Santri pantas mendapatkan hadiah istimewa tersebut jika menilik ke belakang bagaimana telah cukup lama santri tidak menikmati kue pembangunan setelah ikut berjuang baik pada masa perjuangan kemerdekaan maupun masa mempertahankan kemerdekaan. Sempat menikmati udara kebebasan berpolitik ala santri di Pemilu 1955, akhirnya entitas bangsa yang sering distigmasisasi sebagai kaum udik ini menjadi elemen bangsa yang termarginalkan oleh rezim Orde Baru.
Santri dalam Identitas
Santri adalah identitas atau label yang biasa diberikan kepada orang yang menuntut ilmu agama Islam. Kamus Besar Bahasa Indonesia (KBBI) menyebut santri adalah (1) orang yang mendalami agama Islam; (2) orang yang beribadat dengan sungguh-sungguh (orang yang saleh); (3) orang yang mendalami pengajiannya dalam agama Islam dengan berguru ketempat yang jauh seperti pesantren dan lain sebagainya.
Ada juga yang menilai kata santri berasal dari kata india shastri yang berarti “orang yang memiliki pengetahuan tentang kitab suci”. Cliford Geertz mengelompokkan masyarakat Indonesia ke dalam tiga kategori, yaitu priyayi, santri dan abangan. Geertz melihat kata santri berasal dari bahasa Sansekerta shastri, yang berarti ilmuan Hindu yang pandai menulis, yang dalam pemakaian bahasa modern memiliki arti yang sempit dan arti yang luas.
Dalam arti sempit, ialah seorang pelajar yang belajar di sekolah agama atau yang biasa disebut pondok pesantren. Sedangkan dalam arti yang lebih luas, santri mengacu pada bagian anggota penduduk Jawa yang menganut Islam dengan sungguh-sungguh, yang bersembahyang ke masjid pada hari Jumat, dan sebagainya.
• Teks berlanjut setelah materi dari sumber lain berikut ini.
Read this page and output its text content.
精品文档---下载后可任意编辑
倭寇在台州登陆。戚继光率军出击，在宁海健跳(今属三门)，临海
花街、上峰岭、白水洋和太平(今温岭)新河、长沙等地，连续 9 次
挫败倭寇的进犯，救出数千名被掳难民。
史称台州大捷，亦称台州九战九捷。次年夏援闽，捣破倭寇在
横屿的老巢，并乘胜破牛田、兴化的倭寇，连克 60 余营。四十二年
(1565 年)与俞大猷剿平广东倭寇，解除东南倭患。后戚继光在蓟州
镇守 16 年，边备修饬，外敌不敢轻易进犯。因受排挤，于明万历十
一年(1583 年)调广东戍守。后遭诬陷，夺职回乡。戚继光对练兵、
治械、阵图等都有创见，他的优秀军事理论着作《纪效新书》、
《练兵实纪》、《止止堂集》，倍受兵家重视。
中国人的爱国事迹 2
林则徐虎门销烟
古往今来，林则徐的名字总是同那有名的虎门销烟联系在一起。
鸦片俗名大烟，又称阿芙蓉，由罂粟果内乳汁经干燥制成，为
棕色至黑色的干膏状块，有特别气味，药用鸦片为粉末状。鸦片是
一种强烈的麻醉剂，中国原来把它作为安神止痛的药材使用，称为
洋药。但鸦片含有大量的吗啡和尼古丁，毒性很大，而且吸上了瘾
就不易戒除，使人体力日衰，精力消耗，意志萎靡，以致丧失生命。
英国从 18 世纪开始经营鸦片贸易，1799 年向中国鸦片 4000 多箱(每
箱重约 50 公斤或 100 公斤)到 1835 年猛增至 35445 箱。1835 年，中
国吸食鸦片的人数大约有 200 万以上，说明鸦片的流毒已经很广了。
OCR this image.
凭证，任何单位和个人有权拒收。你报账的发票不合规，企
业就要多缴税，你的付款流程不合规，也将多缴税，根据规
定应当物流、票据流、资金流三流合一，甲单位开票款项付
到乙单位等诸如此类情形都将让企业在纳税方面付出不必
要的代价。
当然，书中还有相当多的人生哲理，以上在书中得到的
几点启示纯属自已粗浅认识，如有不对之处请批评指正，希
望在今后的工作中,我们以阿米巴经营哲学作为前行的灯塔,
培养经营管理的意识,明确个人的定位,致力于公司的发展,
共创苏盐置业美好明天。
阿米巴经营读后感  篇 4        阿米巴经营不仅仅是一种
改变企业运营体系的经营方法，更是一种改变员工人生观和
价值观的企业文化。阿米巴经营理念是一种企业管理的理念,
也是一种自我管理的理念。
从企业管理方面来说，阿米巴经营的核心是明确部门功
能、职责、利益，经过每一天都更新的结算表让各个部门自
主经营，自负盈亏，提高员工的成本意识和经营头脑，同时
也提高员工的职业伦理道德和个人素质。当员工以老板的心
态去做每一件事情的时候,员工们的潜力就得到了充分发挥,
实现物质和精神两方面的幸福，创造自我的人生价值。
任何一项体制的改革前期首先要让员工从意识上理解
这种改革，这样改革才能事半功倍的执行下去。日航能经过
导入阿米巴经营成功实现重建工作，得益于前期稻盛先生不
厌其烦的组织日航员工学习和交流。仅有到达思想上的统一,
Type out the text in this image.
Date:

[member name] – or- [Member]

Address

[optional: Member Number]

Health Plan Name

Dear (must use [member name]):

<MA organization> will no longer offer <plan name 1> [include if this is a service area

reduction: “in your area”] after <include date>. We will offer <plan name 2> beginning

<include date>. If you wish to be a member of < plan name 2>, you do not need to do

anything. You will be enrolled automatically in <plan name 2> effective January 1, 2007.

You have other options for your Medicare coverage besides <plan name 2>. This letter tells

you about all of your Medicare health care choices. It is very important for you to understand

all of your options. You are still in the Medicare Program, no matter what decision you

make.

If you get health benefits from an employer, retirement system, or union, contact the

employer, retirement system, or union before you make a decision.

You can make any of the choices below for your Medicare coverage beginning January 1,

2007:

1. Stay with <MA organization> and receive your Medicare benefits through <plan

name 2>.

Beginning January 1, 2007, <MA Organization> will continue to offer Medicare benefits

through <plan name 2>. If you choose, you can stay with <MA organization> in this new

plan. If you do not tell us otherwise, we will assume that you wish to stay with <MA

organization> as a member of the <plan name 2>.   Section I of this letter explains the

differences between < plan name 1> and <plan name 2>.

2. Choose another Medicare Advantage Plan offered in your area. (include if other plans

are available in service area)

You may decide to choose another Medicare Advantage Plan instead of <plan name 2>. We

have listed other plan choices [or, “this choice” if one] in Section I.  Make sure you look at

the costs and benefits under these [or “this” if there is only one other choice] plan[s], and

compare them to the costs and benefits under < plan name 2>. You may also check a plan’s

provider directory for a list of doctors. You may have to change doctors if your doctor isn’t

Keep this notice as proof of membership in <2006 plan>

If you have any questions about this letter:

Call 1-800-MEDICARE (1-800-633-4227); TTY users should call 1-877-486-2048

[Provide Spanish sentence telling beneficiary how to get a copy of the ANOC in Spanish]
Bagi masyarakat saat ini, makna santri berkembang jauh lebih longgar, di mana santri tidak identik dengan nyantri di sebuah pesantren. Tetapi santri justru dikaitkan erat dengan sosok kiai, tokoh karismatis dalam keagamaan yang diyakini memiliki pengetahuan dan akhlak yang dengan sendirinya masyarakat akan menyebutnya sebagai kiai. Para pengikut atau orang-orang yang mengambil berkah, doa, nasihat atau belajar dari kiai inilah disebut santri. Meski tidak jadi santri dalam makna fisik tinggal di pesantren.
Tentu bukan kebetulan jika Geertz memasukkan santri dalam trikotomi masyarakat Jawa (Nusantara), setidaknya entitasnya telah jauh ada dalam masyarakat dan bersenyawa dalam sejarah Nusantara ini dan menjadi bagian yang tak terpisahkan. Melihat santri dalam sejarah Indonesia, tidak bisa lepas dari melihat bagaimana hubungan agama dan politik di negara besar ini berlangsung. Pasang surut hubungan antara agama dan negara melibatkan santri di dalamnya, karena sejauh ini (jika menggunakan klasifikasi Geertz) maka kelompok agama (Islam) di antaranya diwakili oleh keberadaan santri.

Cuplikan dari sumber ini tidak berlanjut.